Arabella followed his gaze to his hands. To her horror they were trembling. She looked up and studied Rorik’s face. She’d always thought of him as a Mage in his prime but now he looked broken and old. Perhaps he
was
seriously ill, too far gone for the Healers to help.
She leaned back in her chair, worried. She’d assumed Rorik would live for many years yet, that there was plenty of time for Timo to be her Journeyman and then become a full Mage. It would only make sense that she would appoint him as Secundus when she became Primus, even though he was her son.

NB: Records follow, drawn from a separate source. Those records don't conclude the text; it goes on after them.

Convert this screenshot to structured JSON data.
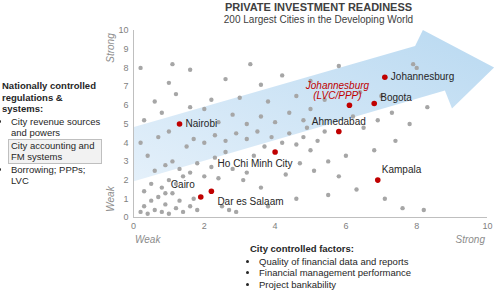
{
  "chart_data": {
    "type": "scatter",
    "title": "PRIVATE INVESTMENT READINESS",
    "subtitle": "200 Largest Cities in the Developing World",
    "x_axis_labels": {
      "low": "Weak",
      "high": "Strong"
    },
    "y_axis_labels": {
      "low": "Weak",
      "high": "Strong"
    },
    "xlim": [
      0,
      10
    ],
    "xticks": [
      0,
      2,
      4,
      6,
      8,
      10
    ],
    "ylim": [
      0,
      10
    ],
    "yticks": [
      0,
      1,
      2,
      3,
      4,
      5,
      6,
      7,
      8,
      9,
      10
    ],
    "points": {
      "color": "#a6a6a6",
      "x": [
        0.2,
        0.3,
        0.4,
        0.5,
        0.6,
        0.7,
        0.8,
        0.9,
        1.0,
        1.1,
        1.2,
        1.3,
        1.4,
        0.9,
        1.6,
        1.7,
        1.8,
        0.3,
        0.5,
        0.8,
        1.0,
        1.2,
        1.4,
        0.6,
        0.9,
        1.1,
        0.4,
        1.3,
        1.6,
        1.8,
        2.0,
        2.2,
        2.4,
        2.5,
        2.7,
        2.9,
        3.6,
        2.3,
        2.6,
        2.8,
        3.1,
        3.2,
        3.4,
        0.2,
        0.7,
        1.0,
        1.5,
        1.7,
        2.0,
        2.3,
        2.6,
        2.9,
        3.2,
        3.5,
        3.7,
        3.9,
        4.2,
        4.4,
        4.6,
        4.8,
        5.0,
        5.2,
        5.4,
        4.3,
        4.7,
        5.1,
        5.5,
        5.8,
        6.0,
        0.3,
        0.8,
        1.6,
        2.0,
        2.4,
        2.8,
        3.2,
        3.6,
        4.0,
        4.4,
        4.8,
        5.0,
        4.9,
        6.2,
        6.5,
        6.9,
        7.3,
        8.3,
        7.8,
        0.6,
        1.2,
        2.2,
        3.0,
        3.8,
        4.6,
        5.4,
        6.4,
        7.0,
        1.0,
        2.6,
        3.6,
        4.2,
        5.0,
        0.2,
        1.1,
        1.6,
        3.3,
        5.8,
        7.9,
        8.0,
        6.3,
        7.1,
        7.6,
        8.2,
        5.5,
        4.6,
        3.8,
        6.8,
        7.4
      ],
      "y": [
        0.3,
        0.6,
        0.2,
        0.9,
        0.4,
        1.1,
        0.3,
        0.7,
        0.2,
        1.3,
        0.5,
        0.9,
        0.3,
        1.3,
        0.6,
        1.0,
        0.4,
        1.4,
        1.8,
        1.6,
        2.0,
        1.8,
        2.2,
        2.5,
        2.8,
        3.0,
        3.3,
        2.6,
        2.4,
        2.9,
        2.2,
        2.7,
        2.1,
        0.6,
        0.4,
        0.3,
        1.6,
        3.2,
        3.5,
        2.6,
        2.0,
        2.4,
        3.3,
        4.0,
        4.3,
        4.6,
        3.8,
        4.2,
        4.0,
        4.4,
        4.1,
        4.5,
        4.2,
        4.6,
        3.8,
        4.3,
        4.0,
        4.5,
        3.9,
        4.3,
        3.6,
        4.1,
        4.6,
        2.3,
        2.9,
        2.5,
        3.0,
        2.2,
        3.3,
        5.2,
        5.6,
        5.9,
        5.8,
        5.1,
        5.5,
        5.0,
        5.4,
        5.1,
        5.6,
        5.2,
        5.8,
        4.8,
        5.4,
        4.8,
        5.2,
        5.6,
        5.9,
        5.0,
        6.2,
        6.6,
        6.3,
        6.4,
        6.2,
        6.5,
        6.3,
        6.7,
        6.5,
        7.2,
        7.4,
        7.1,
        7.6,
        7.3,
        8.0,
        8.2,
        7.9,
        8.2,
        8.1,
        8.2,
        8.0,
        1.5,
        1.0,
        0.5,
        0.4,
        1.2,
        1.0,
        0.6,
        3.6,
        4.1
      ]
    },
    "highlighted": {
      "color": "#c00000",
      "labels": [
        "Johannesburg",
        "Johannesburg\n(LVC/PPP)",
        "Bogota",
        "Ahmedabad",
        "Kampala",
        "Ho Chi Minh City",
        "Nairobi",
        "Cairo",
        "Dar es Salaam"
      ],
      "x": [
        7.1,
        6.1,
        6.8,
        5.8,
        6.9,
        4.0,
        1.3,
        1.9,
        2.2
      ],
      "y": [
        7.5,
        6.0,
        6.1,
        4.6,
        2.0,
        3.5,
        5.0,
        1.1,
        1.4
      ]
    },
    "annotations": [
      {
        "heading": "Nationally controlled regulations & systems:",
        "items": [
          "City revenue sources and powers",
          "City accounting and FM systems",
          "Borrowing; PPPs; LVC"
        ]
      },
      {
        "heading": "City controlled factors:",
        "items": [
          "Quality of financial data and reports",
          "Financial management performance",
          "Project bankability"
        ]
      }
    ]
  }
}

But if Rorik died now . . . Who could she trust? She closed her eyes and breathed out. There was no one. Inigo controlled the council. There may be a few Mages who weren’t as loyal to Inigo as they professed, but that didn’t mean she could trust them.
She’d always thought she’d manipulated Rorik into choosing her as Secundus, but she’d be grateful if she had someone as trustworthy as she’d been. Rorik had wondered if he hadn’t made a mistake by not having a Journeyman and perhaps another Apprentice. Now she wondered if she hadn’t made an even bigger one. Inigo hated Timo almost as much as he hated her. She’d been counting on his unmagic to protect them both, but who knew how strong and reliable that was?